Fou, the older of the two brothers, was the first to move, but he didn't move much. His hand had been covering his face so that his eyes would not betray his semi-consciousness. He looked at Moor through split fingers.  The body of his brother didn't provide any visual clues, but he was pretty sure his brother was still alive, for Moor had not reacted either—at least from the sound of it.

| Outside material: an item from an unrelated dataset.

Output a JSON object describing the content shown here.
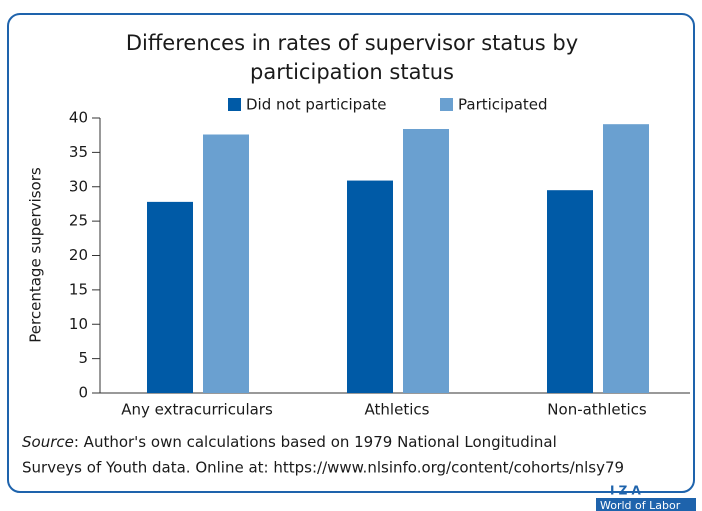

Fou lay motionless for another few moments, listening to the sounds of the forest. A few birds chirped as they flew from one tree to another, and the wind sent fallen leaves scampering across and into their fellow brethren. 

Deciding that their attackers had probably moved on, Fou propped himself up with the hand that had been covering his face. At the sound of his movement, Moor rolled over onto his back.

"They're gone then I assume." Moor did not look at his brother but continued to stare at the tree canopy above him.

Fou did not respond right away. Instead, he sat up the rest of the way, crossing his legs underneath him. After several long breaths and a glance from Moor, he said, "I hope so."

"They took the boar," Moor said, his tone conveying a true sense of surprise. Fou shook his head at his brother's naive nature.

"Why else would they attack us?"

"I guess you're right," was all that Moor said in reply, and that was the last thing either of them said on their way back to the village, a trip of about an hour's journey. At each new sound the two would stop to make sure the attackers had not returned.

Moor looked at his brother several times during the journey, wanting to ask so many questions, but he dared not disturb the silence, a decision clear from Fou's expression. The two of them were normally very talkative on their way back from a hunt, but this was the first one that Moor could remember not returning with the carcass of an animal, a carcass that would not only feed the village but would also provide other useful materials.

When they arrived at the village, most of the villagers were gathered at the gate. A man about the same age as Fou stepped forward and asked, "Where have you been?"

"Yeras, we were attacked," Fou reported, keeping his head down.

"Surely the two of you could handle a boar, or do we need to send someone else next time?" Yeras' mockery was accompanied by wide gestures. He turned to the rest of the villagers and continued, "Now what are we to do?"

Looking up, Fou replied, "The village will not starve." He tried to continue, to tell the villagers about the attackers, but Yeras stopped him with a palm just inches from his face.

"No need to explain." Yeras looked at Moor. "We know who to blame."

"Moor had nothing to do with this." Fou pushed Yeras' hand away. "We were not attacked by a boar. In fact, we did get a boar."

"You did?" Yeras beamed and ran around the brothers a couple of times, gesturing wildly as he did so. When he stopped he addressed the other villagers, "Do any of you see it?"

Moor stepped forward, raising his voice above the various responses of the villagers. "We were attacked by other people, you moron."

"You're calling me a moron?" Yeras turned his back to Moor, addressing the crowd again. "Moor is calling me a moron."

Fou grabbed his brother by the arm, and the two of them walked passed the ridiculing crowd and into the actual village.